Laboratory Director, IVF & ART

DiRezze Family Office — South Florida (premium IVF network, hub-and-spoke)

The opportunity

DiRezze Family Office is building a premium IVF network in South Florida, anchored by a flagship hub clinic now in site selection in the Brickell-to-Hallandale corridor, with a spoke already operating in Bay Harbor Islands. The Laboratory Director will own the design, build, accreditation, and ongoing operation of the flagship lab — and will set the technical standard that future spokes inherit.

This is a founding role. The Laboratory Director is on the critical path of the build, reports directly to the founding partner, and is expected to have a defining voice on facility design, equipment selection, staffing, SOPs, and the long-term technology roadmap.

Engagement model

We are open to two paths and invite candidates to self-select:

• Full-time, Day 1. Hired as the founding Laboratory Director with executive-level compensation and meaningful equity. Begin with facility feasibility and design; transition into operational leadership through accreditation, opening, and scale.
• Consulting-to-hire. Begin with a paid feasibility and design engagement (typically 8–12 weeks) covering site walk-through, technical memo, facility spec, and equipment plan. Convert to full-time Laboratory Director ahead of construction kickoff. This path is designed for candidates currently in director roles who want to validate the opportunity before transitioning.

Both paths lead to the same destination. The recruiter can route candidate preferences.

What you will own

Phase 1 — Facility design and pre-construction (months 0–6)
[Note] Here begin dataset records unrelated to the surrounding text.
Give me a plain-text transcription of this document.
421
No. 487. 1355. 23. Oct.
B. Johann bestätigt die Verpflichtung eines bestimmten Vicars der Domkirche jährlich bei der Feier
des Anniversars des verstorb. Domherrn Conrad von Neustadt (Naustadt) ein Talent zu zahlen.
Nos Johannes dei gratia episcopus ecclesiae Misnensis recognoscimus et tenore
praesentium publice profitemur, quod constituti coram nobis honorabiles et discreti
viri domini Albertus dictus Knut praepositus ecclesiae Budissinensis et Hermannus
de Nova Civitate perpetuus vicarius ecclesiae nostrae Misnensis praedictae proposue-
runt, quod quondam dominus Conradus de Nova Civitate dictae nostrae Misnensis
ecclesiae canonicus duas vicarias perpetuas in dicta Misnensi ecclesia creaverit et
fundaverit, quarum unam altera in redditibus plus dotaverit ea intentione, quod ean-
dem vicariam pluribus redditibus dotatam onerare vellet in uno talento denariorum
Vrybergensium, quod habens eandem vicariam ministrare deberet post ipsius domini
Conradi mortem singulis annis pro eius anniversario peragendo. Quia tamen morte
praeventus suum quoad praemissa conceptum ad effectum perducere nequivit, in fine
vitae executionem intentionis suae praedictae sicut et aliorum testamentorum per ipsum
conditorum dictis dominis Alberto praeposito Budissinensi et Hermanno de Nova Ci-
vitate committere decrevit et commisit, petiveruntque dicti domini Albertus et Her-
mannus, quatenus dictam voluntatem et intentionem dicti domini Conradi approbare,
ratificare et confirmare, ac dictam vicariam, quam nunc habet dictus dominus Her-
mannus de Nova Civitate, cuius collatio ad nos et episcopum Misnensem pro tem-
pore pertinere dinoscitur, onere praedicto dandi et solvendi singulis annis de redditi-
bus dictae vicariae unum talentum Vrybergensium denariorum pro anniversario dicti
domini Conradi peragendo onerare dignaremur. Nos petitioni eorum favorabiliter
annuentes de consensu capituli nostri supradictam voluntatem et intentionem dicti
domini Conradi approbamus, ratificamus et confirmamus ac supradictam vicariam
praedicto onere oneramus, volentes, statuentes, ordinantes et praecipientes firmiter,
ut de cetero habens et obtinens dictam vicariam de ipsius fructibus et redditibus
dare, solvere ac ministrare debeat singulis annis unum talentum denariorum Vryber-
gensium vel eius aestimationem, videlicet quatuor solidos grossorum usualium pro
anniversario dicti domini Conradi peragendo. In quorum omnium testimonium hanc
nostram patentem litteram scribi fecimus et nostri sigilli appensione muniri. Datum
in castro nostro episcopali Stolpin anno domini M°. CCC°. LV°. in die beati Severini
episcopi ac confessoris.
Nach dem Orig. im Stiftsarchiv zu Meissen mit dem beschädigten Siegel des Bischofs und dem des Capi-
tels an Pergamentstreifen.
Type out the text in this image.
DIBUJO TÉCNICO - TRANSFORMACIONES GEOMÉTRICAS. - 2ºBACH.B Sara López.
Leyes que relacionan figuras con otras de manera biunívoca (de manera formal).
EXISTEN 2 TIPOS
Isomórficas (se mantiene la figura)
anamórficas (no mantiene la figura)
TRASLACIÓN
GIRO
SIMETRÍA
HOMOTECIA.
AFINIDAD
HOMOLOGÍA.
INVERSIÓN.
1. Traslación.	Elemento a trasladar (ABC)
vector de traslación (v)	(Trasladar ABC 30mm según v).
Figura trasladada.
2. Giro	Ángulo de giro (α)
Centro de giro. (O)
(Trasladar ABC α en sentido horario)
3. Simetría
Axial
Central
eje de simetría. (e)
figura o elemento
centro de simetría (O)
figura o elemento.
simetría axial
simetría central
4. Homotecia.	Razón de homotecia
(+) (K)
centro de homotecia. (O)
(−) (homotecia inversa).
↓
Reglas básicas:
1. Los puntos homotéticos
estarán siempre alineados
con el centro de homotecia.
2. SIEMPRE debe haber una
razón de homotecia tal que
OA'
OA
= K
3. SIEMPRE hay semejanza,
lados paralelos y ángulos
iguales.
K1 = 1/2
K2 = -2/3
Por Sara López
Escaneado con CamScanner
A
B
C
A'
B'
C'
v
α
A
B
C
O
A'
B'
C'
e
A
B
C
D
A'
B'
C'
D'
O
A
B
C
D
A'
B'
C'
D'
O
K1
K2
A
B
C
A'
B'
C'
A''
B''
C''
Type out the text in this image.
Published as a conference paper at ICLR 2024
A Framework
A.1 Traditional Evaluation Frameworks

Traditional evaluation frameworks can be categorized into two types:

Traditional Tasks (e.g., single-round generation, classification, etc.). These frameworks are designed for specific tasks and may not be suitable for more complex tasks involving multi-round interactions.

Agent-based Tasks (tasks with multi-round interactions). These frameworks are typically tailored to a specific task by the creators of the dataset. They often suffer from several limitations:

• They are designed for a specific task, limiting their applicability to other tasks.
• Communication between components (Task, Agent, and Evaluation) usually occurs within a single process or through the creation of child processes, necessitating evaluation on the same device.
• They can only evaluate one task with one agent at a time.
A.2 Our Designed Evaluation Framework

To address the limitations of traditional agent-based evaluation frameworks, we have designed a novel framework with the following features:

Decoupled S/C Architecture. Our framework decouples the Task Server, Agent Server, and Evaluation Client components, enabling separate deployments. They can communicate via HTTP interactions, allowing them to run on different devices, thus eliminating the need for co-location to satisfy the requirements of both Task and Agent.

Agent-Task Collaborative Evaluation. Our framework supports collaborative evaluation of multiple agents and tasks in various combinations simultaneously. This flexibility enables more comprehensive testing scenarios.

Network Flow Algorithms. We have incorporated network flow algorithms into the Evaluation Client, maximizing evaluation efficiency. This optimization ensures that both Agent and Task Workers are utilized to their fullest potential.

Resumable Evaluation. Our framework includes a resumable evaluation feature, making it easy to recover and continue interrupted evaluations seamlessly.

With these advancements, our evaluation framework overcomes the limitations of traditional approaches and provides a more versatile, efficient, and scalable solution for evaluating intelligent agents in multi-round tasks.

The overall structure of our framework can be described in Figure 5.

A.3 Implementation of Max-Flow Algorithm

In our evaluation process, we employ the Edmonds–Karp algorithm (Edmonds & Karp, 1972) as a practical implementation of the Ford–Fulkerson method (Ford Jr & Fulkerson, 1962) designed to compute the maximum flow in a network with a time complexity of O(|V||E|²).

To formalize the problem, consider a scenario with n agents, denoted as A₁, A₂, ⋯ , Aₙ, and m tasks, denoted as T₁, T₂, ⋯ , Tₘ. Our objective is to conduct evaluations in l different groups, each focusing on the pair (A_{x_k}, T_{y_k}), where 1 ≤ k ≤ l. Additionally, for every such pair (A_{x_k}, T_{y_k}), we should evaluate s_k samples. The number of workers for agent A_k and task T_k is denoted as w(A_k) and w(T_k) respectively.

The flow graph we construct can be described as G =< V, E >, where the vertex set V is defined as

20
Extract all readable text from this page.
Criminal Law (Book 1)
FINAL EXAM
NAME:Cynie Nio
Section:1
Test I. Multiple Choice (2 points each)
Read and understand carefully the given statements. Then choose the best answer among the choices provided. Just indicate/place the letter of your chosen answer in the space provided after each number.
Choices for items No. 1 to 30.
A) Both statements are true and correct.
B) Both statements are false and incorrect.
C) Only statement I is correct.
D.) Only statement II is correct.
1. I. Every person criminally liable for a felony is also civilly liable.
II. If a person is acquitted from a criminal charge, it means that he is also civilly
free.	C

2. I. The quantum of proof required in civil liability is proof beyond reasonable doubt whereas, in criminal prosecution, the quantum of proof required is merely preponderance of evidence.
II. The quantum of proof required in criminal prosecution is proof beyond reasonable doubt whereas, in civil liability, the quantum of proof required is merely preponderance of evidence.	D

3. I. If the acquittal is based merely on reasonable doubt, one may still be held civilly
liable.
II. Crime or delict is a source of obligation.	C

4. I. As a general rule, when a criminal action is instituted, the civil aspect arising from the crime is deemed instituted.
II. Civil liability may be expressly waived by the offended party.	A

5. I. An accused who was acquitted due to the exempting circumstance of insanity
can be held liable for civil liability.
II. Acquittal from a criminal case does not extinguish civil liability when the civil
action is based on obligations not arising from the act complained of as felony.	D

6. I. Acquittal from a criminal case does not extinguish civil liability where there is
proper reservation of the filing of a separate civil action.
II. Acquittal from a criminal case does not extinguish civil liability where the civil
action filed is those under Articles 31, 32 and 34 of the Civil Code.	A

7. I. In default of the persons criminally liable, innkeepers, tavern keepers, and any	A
• Walk candidate sites and produce technical feasibility memos covering floor-to-floor height, floor load, HVAC capacity, electrical service, LN2 routing, medical gas infrastructure, and adjacent-tenant risk.
• Define the lab program: square footage, room adjacencies, ISO classification targets, equipment footprint, cryostorage capacity, andrology and procedure room layout.
• Select and brief the IVF facility consultant; review schematic and construction documents from the architect of record; sign off on HVAC, air quality, and cryostorage engineering.
• Build the Day 1 equipment plan, including time-lapse incubation (EmbryoScope+ or equivalent), electronic witnessing (RI Witness or Matcher), LIMS (eIVF or equivalent), and andrology workstation specifications.
• Design the lab to be automation-ready for future robotic IVF deployment (e.g., Conceivable/AURA) without committing premature capital.

Phase 2 — Construction, commissioning, and accreditation (months 6–12)

• Oversee construction, commissioning, equipment installation, and validation.
• Recruit and onboard senior embryology and andrology staff (the Laboratory Director chooses these hires).
• Author all SOPs, quality systems documentation, and the QA/QC program.
• Drive CLIA, CAP, and Florida licensure; lead the SART membership application.
• Establish PGT outsourcing relationships for Years 1–2, with a defined pathway to in-house NGS at 600+ cycles/year.

Phase 3 — Operations and scale (months 12+)

• Direct day-to-day lab operations: clinical outcomes, staffing, quality, regulatory compliance, vendor management.
• Set the technical standard for spoke lab integrations and future acquisition diligence.
• Lead the Year 2–3 evaluation of automation partnerships and PGT in-sourcing.
• Mentor junior embryologists; build a pipeline that supports network expansion.

Required qualifications

• Certification: HCLD (High-complexity Clinical Laboratory Director) through ABB, or equivalent PhD-track credential with ELD. Required for CLIA Lab Director of record.
• Greenfield build experience: Has commissioned at least one IVF lab from shell space through CAP/CLIA accreditation. We will ask for specifics: square footage, cycle volume at launch, lease-to-first-transfer timeline.
• Technology fluency: Direct operating experience with time-lapse incubation (EmbryoScope+ specifically), electronic witnessing (RI Witness and/or Matcher), and a modern LIMS. Informed opinions on tradeoffs, not brand familiarity.
• Volume scaling: Has run a lab through the 200 → 600+ annual cycle inflection, with the staffing, equipment redundancy, and quality systems that come with it.
• Quality systems leadership: Has authored SOPs from scratch, led CAP inspections, and operated under current witnessing and traceability standards. Familiar with post-Alabama regulatory environment and lessons from recent IVF mix-up incidents.
• Automation literacy: Familiar with the current automation landscape (Conceivable/AURA, CHLOE, Life Whisperer, ALife) without being a true believer. Builds automation-ready, not automation-dependent.

Preferred

• Florida operating experience, including familiarity with Office Surgery Registration pathway.
• Prior tenure at a premium-segment network (CCRM, Shady Grove, RMA, Boston IVF, Spring Fertility, or equivalent).
• Direct experience opening or scaling a network lab (multi-site, hub-and-spoke).
• Published research or society leadership (ASRM, SART, ABB).